The Unknown God, or Inspiration Among Pre-Christian Races, by C. Loring Brace
As someone who has read more than my fair share of books attempting to smuggle the beliefs of Buddhism into Christianity  and who has thought long and hard about the issue of ancient religions and general revelation , this book was a great pleasure to read, and a book that deserves to be much better known and remembered concerning the area of comparative religion and the study of general revelation. It is common to read books that seek to tear down other religious traditions or backgrounds based on the presence of corruption or imperfection on the part of believers or doctrines and the admixture of superstition and vain mysticism, and there is plenty of such criticism to be found in these pages, but this book provides the other side of the coin, and that is a sincere and open appreciation of truth in other religious backgrounds and traditions that can serve as a bridge in evangelism, since people can be more easily persuaded of the whole truth if it is freely admitted and openly acknowledged that they already begin with a deep understanding of certain aspects of truth, so that there is a bridge already for the would-be evangelist to cross.
The contents of this book are thematic in organization, beginning with a clear statement of the author’s intent to view what was the most noble among various non-Christian belief systems and then proceeding to examine ancient Egyptian religion, Judaism, Akkadian psalms, the Greek mystery religions, Zeus as a spiritual God, the rather cerebral faith of Socrates and Plato, the writings and beliefs of the Stoics, and then the book’s first review of the foregoing. After this the author discusses Zoroastrianism, Hinduism, and Buddhism before reviewing again and then examining the relationship between Christ and the Apostles (especially the Apostle Paul) and the religious beliefs of their day, even including an appendix on the general revelation known to ancient Peruvians. Overall the approach is both honest about the flaws of believers when compared to the ideals of their faith, as well as the importance of faith to have a practical application and also a sense of purity and simplicity in one’s relationship to God and other people, all of which takes a bit more than 300 pages to deal with.

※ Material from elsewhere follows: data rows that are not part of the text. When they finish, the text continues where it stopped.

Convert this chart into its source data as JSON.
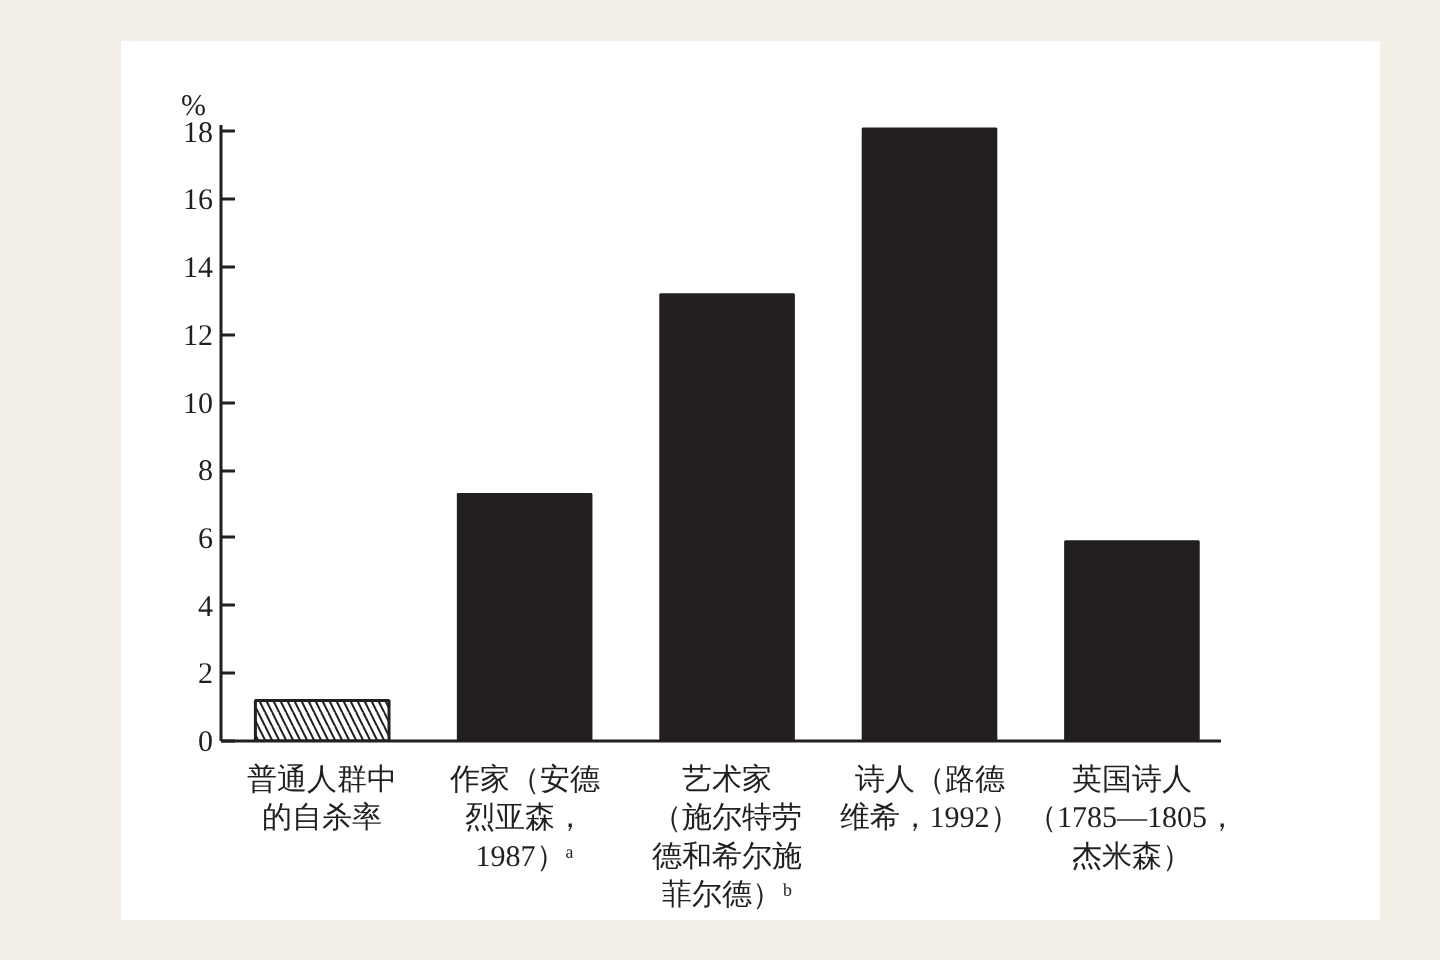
{
  "chart_data": {
    "type": "bar",
    "ylabel": "%",
    "categories": [
      "普通人群中的自杀率",
      "作家（安德烈亚森，1987）ᵃ",
      "艺术家（施尔特劳德和希尔施菲尔德）ᵇ",
      "诗人（路德维希，1992）",
      "英国诗人（1785—1805，杰米森）"
    ],
    "values": [
      1.2,
      7.3,
      13.2,
      18.1,
      5.9
    ],
    "colors": [
      "#ffffff",
      "#231f20",
      "#231f20",
      "#231f20",
      "#231f20"
    ],
    "ylim": [
      0,
      18.2
    ],
    "yticks": [
      0,
      2,
      4,
      6,
      8,
      10,
      12,
      14,
      16,
      18
    ],
    "grid": false
  }
}
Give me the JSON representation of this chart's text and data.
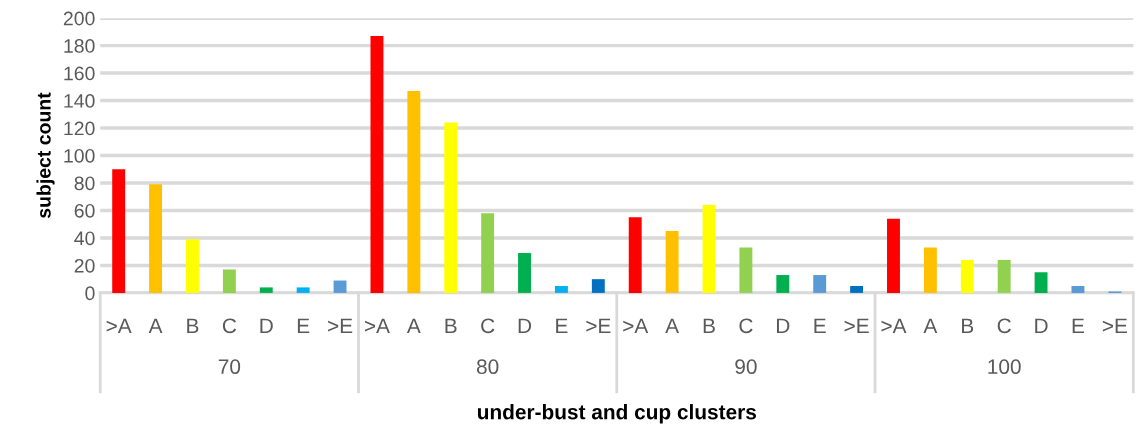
{
  "chart_data": {
    "type": "bar",
    "xlabel": "under-bust and cup clusters",
    "ylabel": "subject count",
    "categories": [
      ">A",
      "A",
      "B",
      "C",
      "D",
      "E",
      ">E",
      ">A",
      "A",
      "B",
      "C",
      "D",
      "E",
      ">E",
      ">A",
      "A",
      "B",
      "C",
      "D",
      "E",
      ">E",
      ">A",
      "A",
      "B",
      "C",
      "D",
      "E",
      ">E"
    ],
    "values": [
      90,
      79,
      39,
      17,
      4,
      4,
      9,
      187,
      147,
      124,
      58,
      29,
      5,
      10,
      55,
      45,
      64,
      33,
      13,
      13,
      5,
      54,
      33,
      24,
      24,
      15,
      5,
      1
    ],
    "colors": [
      "#ff0000",
      "#ffc000",
      "#ffff00",
      "#92d050",
      "#00b050",
      "#00b0f0",
      "#5b9bd5",
      "#ff0000",
      "#ffc000",
      "#ffff00",
      "#92d050",
      "#00b050",
      "#00b0f0",
      "#0070c0",
      "#ff0000",
      "#ffc000",
      "#ffff00",
      "#92d050",
      "#00b050",
      "#5b9bd5",
      "#0070c0",
      "#ff0000",
      "#ffc000",
      "#ffff00",
      "#92d050",
      "#00b050",
      "#5b9bd5",
      "#5b9bd5"
    ],
    "annotations": [
      "70",
      "80",
      "90",
      "100"
    ],
    "ylim": [
      0,
      200
    ],
    "yticks": [
      0,
      20,
      40,
      60,
      80,
      100,
      120,
      140,
      160,
      180,
      200
    ],
    "grid": "y",
    "legend": false
  }
}
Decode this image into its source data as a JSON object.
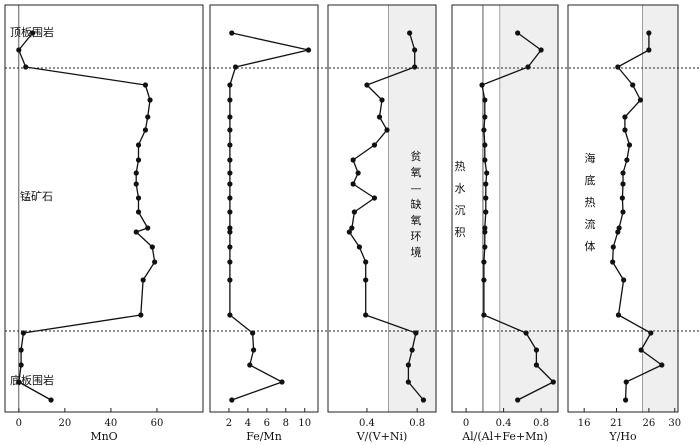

Although the book does not include a discussion on Islam, which would be of great use in making this book relevant to contemporary readers, there is a lot to praise in this book, and a review should be given based on that which is in the book, and not generally what is omitted. Among the most praiseworthy aspects of this book, beyond the author’s congenial and charitable approach to evangelism and general revelation as well as the importance of practical outgrowths of faith, and the importance of recognizing the Fatherhood of God, is the author’s use of numerous citations from the ancient writings being discussed to demonstrate heathen culture at its best. There is certainly a great deal to criticism in heathen culture at its best, but given that even the Apostle Paul could on several occasions (see, for example Titus 1 and Acts 17, most obviously) quote from the more enlightened contemporary pagan writings, we can do no less in seeking to build a bridge to those of other belief systems in bringing them to scriptural truth.